Tourism Secretary Joseph “Ace” Durano made the announcement last Tuesday during the 888 News Forum. He said tourism stakeholders are negotiating with China Shenzhen Airlines for the opening of a direct flight between Nanning, China and Cebu this March.

“The lack of direct flights makes Cebu tour packages more expensive,” he said.

Last year, China Southern Airline started its direct flight to Cebu with four chartered and regular direct and indirect flights from Shanghai every week. Durano said he expects more Chinese airline companies to follow, considering the strong outbound market of China.

In Asia, countries like China, Korea, Japan and India are considered to be top market priorities of the Philippines.

Durano said the tourism sector is also determined to capitalize on the fast growing tourism markets in New Delhi and Mumbai in India.

A direct India-Cebu route will significantly increase traffic of Indian tourists who come to the province for leisure, he added.

European tourists

To attract more high-spending European tourists, Durano said the DOT is planning to negotiate with Middle Eastern airlines by offering them competitive rates.

German carrier Lufthansa announced earlier it will stop its flights to Manila in April.

Durano said the DOT also intends to regularize the thrice-monthly chartered flight from Vladivostok, Russia to Cebu.

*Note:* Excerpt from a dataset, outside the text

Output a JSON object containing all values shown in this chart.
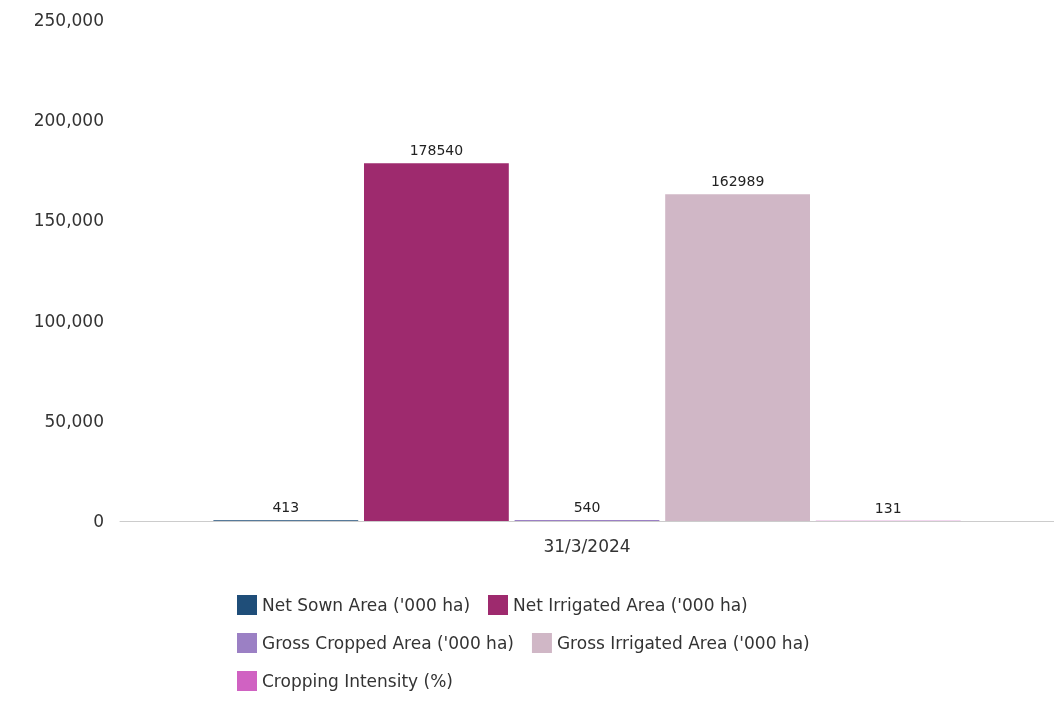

“Doha, Qatar, which is a major stopover on the way to Cebu, is not a competing destination,” Durano said, adding that Doha’s dessert environment complements Cebu’s tropical climate.

“These airlines in the Middle East provide growth capacity for tourism here,” he said. He said airline companies in the Middle East are “aggressive” in looking for new flight destinations.

Philippine aircraft carriers have not expressed plans to open a route to Europe, said Durano.

This is why, he said, the best strategy to penetrate Europe is by working with Middle Eastern airline operators.

Durano said Europe accounted for nine percent of the total foreign arrivals in the country last year.

Russian tourist arrivals, on the other hand, posted a 160 percent growth, making them “the fastest growing market over-all,” he said.

According to the DOT, visitor arrivals from France registered a 22 percent growth last year while the number of German visitors in the country grew by eight percent. Scandinavian tourists also posted double digit growth.

“We have a healthy growth rate from the European countries,” Durano said.

But Durano said the lack of international flights to Cebu is one of the factors that hampered the growth of the tourism industry in the province, and has made it less attractive to foreign tourists compared to Singapore, Malaysia, Hong Kong, Vietnam and Indonesia.

He said these countries get the bulk of the traveling market since their national carriers provide flight services to international routes, unlike Philippine carriers which concentrate more on regional destinations and those in the Pacific.

Durano also said the establishment of more international flights makes the expansion of the Mactan Cebu International Airport more urgent.